One thing they really should address while at it is dynamically loading resources at runtime. Which largely is a PITA in Godot. Since the engine dumps every resource into the .import folder (for whatever reason I don't understand), loading resources via file system calls is not working in the exported game. It works just fine in the editor though, leading developers into the mistaken belief that the approach works, when it doesn't.
It's bad. Not only because I don't understand why they would create a huge junkyard folder for everything when they could just leave resources in the folders where they got placed at development time and put just the -reference- in the .import folder, Which would allow loading resources dynamically just fine and still allow the engine to locate the resources easily. But also because an exported game should never ever work differently from running it in the editor. That's just asking for trouble.

Other than that I really love Godot.
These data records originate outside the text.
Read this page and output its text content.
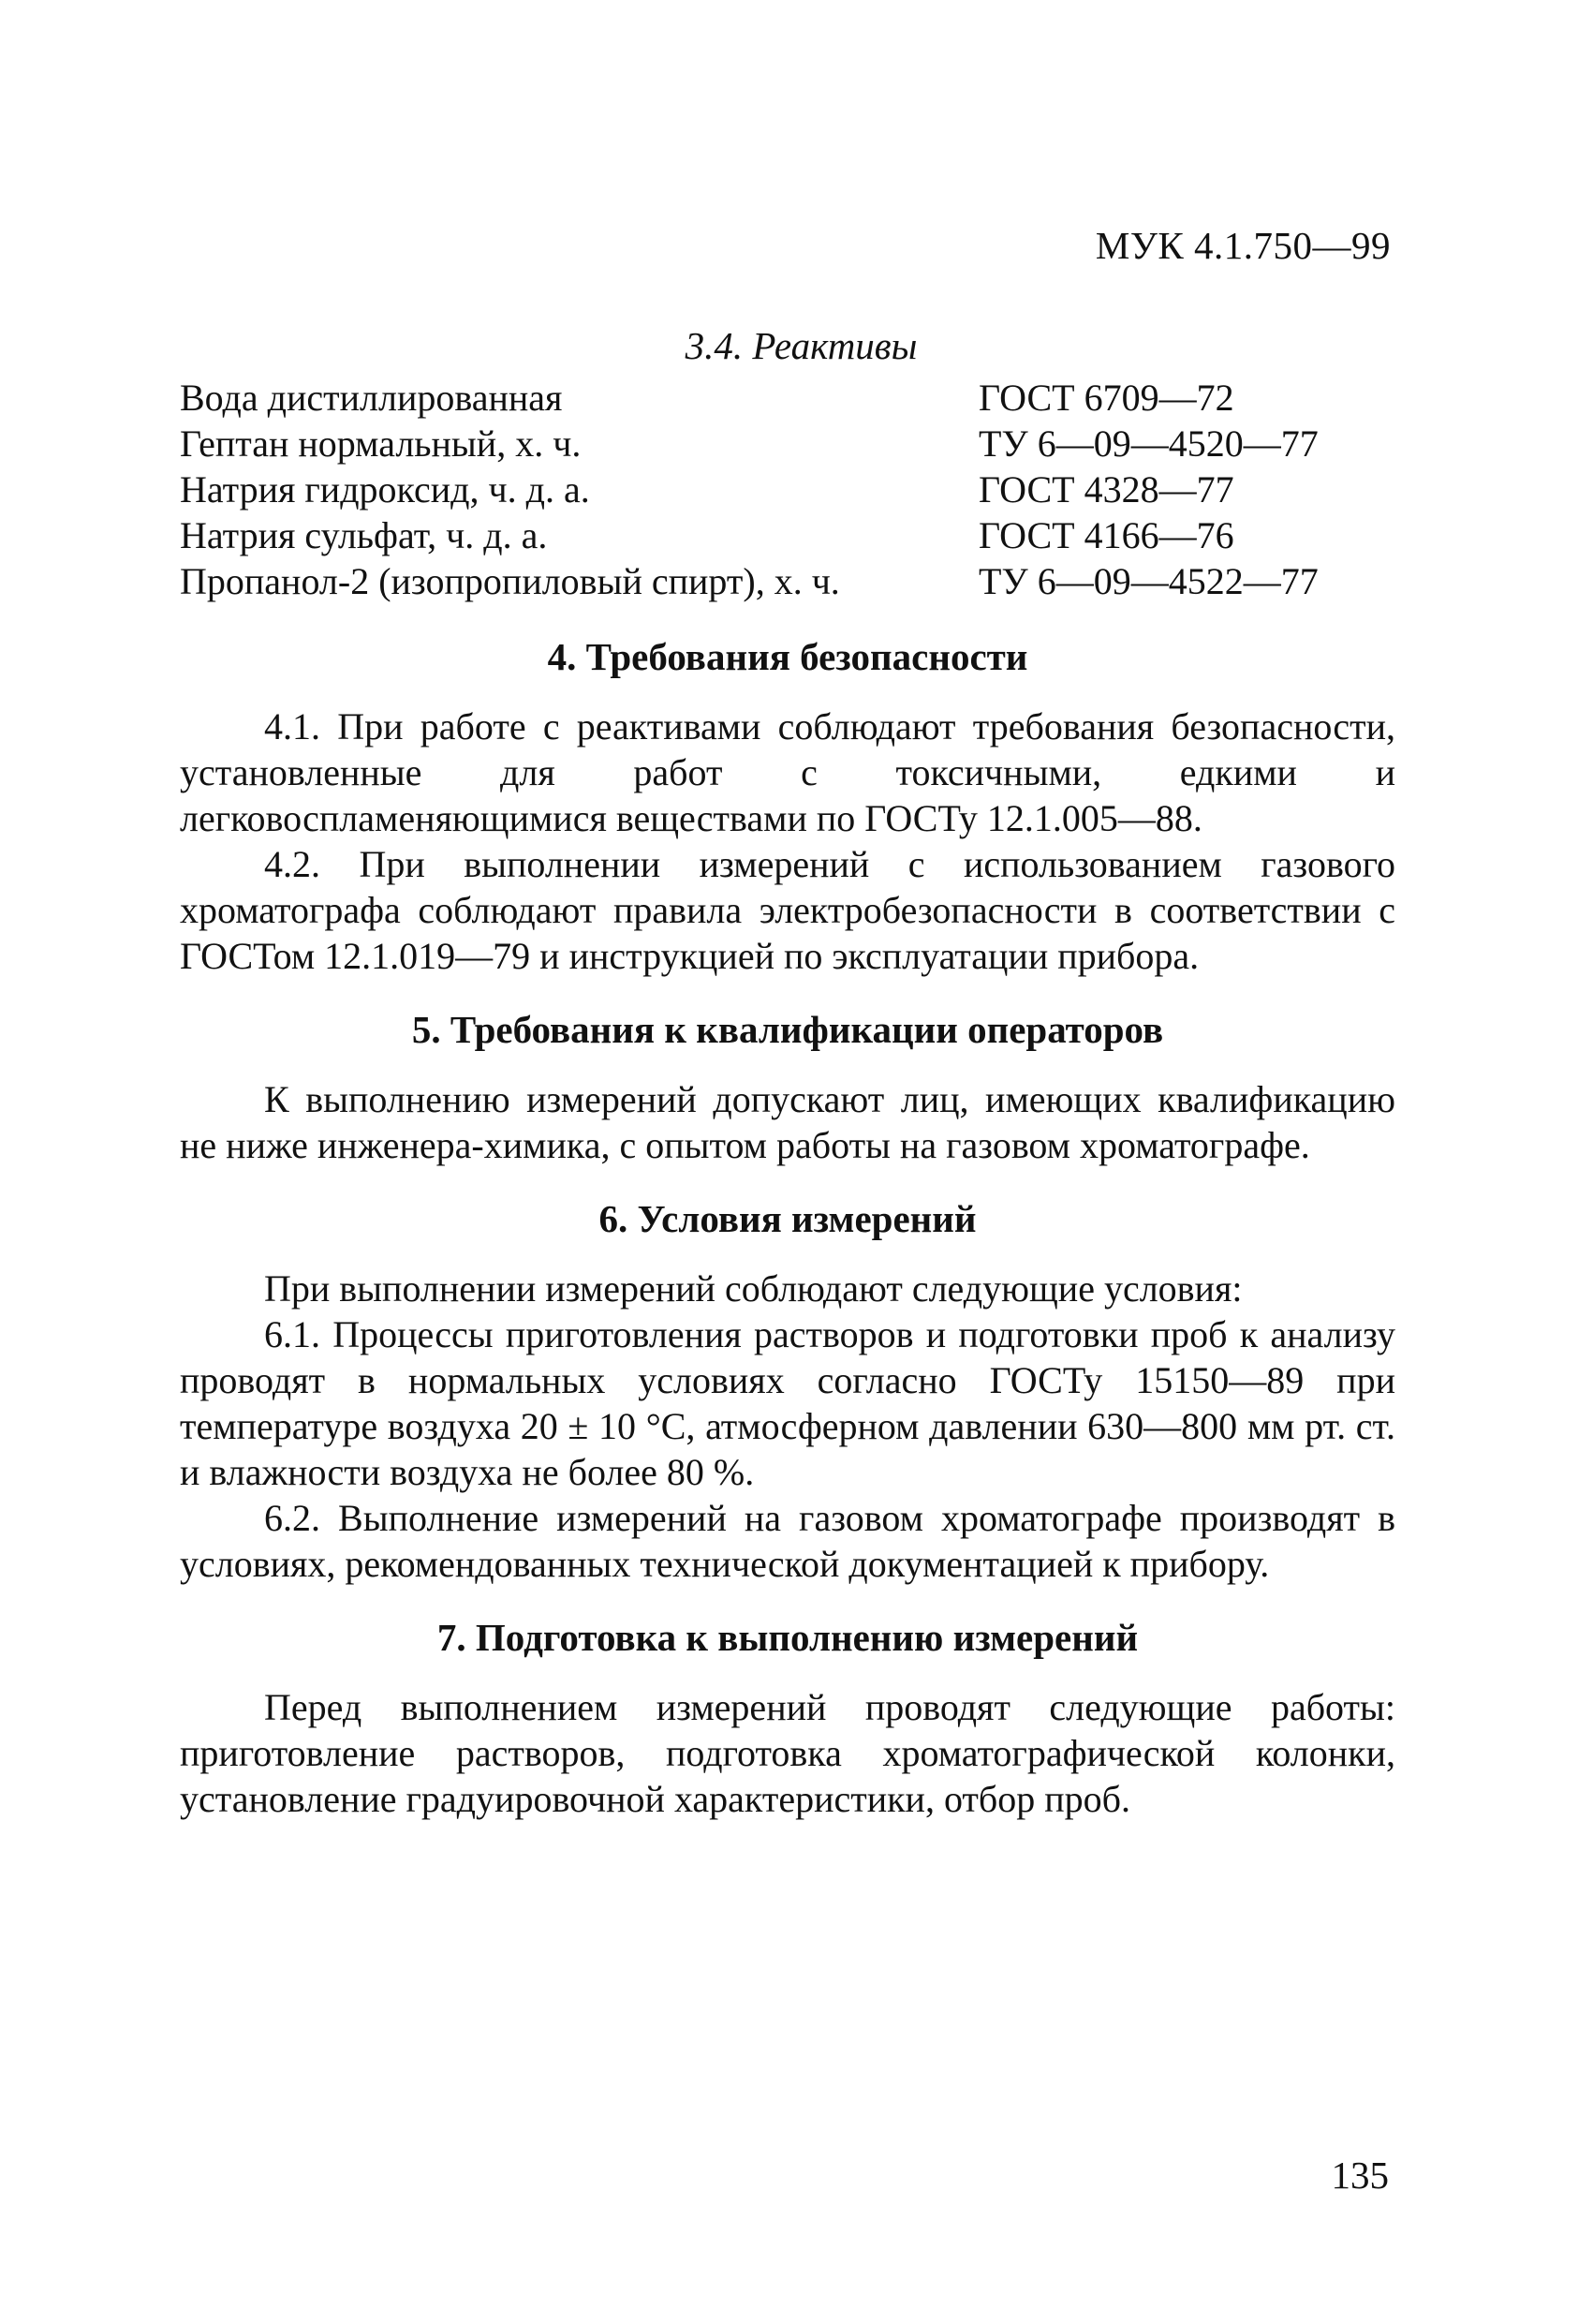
МУК 4.1.750—99
3.4. Реактивы
Вода дистиллированная	ГОСТ 6709—72
Гептан нормальный, х. ч.	ТУ 6—09—4520—77
Натрия гидроксид, ч. д. а.	ГОСТ 4328—77
Натрия сульфат, ч. д. а.	ГОСТ 4166—76
Пропанол-2 (изопропиловый спирт), х. ч.	ТУ 6—09—4522—77
4. Требования безопасности

4.1. При работе с реактивами соблюдают требования безопасности, установленные для работ с токсичными, едкими и легковоспламеняющимися веществами по ГОСТу 12.1.005—88.

4.2. При выполнении измерений с использованием газового хроматографа соблюдают правила электробезопасности в соответствии с ГОСТом 12.1.019—79 и инструкцией по эксплуатации прибора.

5. Требования к квалификации операторов

К выполнению измерений допускают лиц, имеющих квалификацию не ниже инженера-химика, с опытом работы на газовом хроматографе.

6. Условия измерений

При выполнении измерений соблюдают следующие условия:

6.1. Процессы приготовления растворов и подготовки проб к анализу проводят в нормальных условиях согласно ГОСТу 15150—89 при температуре воздуха 20 ± 10 °С, атмосферном давлении 630—800 мм рт. ст. и влажности воздуха не более 80 %.

6.2. Выполнение измерений на газовом хроматографе производят в условиях, рекомендованных технической документацией к прибору.

7. Подготовка к выполнению измерений

Перед выполнением измерений проводят следующие работы: приготовление растворов, подготовка хроматографической колонки, установление градуировочной характеристики, отбор проб.

135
That's one of the few things that really makes want to me pull out my hair.

Stardew Valley turns 4, more free updates on the way
27 Feb 2020 at 6:45 pm UTC Likes: 2

The guy is mean, telling us about the planned patch, but not what's going to be in there. Now the curiosity is killing me!

On a more serious note, it's amazing that he's still working on a game that's way past the peak of profit-generating. I understand that he's not exactly feeling any financial pressure to make more games, but he could as well focus on making more money instead of working on his old game. I am glad that he is still committed to Stardew Valley. It's really one of the cutest games of our time.

Big games of Stellaris are going to run a lot smoother in the 2.6.0 update
21 Feb 2020 at 4:14 pm UTC

Quoting: TheSHEEEP
Quoting: DuncGreat work, guys. Now do Cities: Skylines. (Yeah, I know it's not in-house, but surely they could give Collosal Order some tips?)
Tips aren't going to help much if their code architecture isn't even similar.

But I never had any problems with Cities: Skylines performance to begin with.
It's not very noticable with smaller cities, but as soon as a city grows large, the game becomes both laggy and unstable. And I am not even talking about the 81 tile mod. Superficially, it seems to be a similar issue as with Stellaris: Too many Cims doing too many things.

Paradox have updated their handy launcher - should help Linux gamers too
17 Feb 2020 at 10:29 pm UTC Likes: 2

Quoting: eldakingThere doesn't seem to be a common reason, it is just something that is done badly.
There is not a single good reason for these launchers to exist in the first place. It's just lazy software engineering. Nothing they do couldn't be done just as well in the main application (and/or in Steam, which most Paradox games require anyway). Their most common use case is to adjust the configuration in some fashion, which most people do exactly once after installing a game and then never again. Even if that would require a game restart, it would still be preferable to having the deal with an useless extra step every single time you start the game. Really, what's next? A launcher to launch a launcher?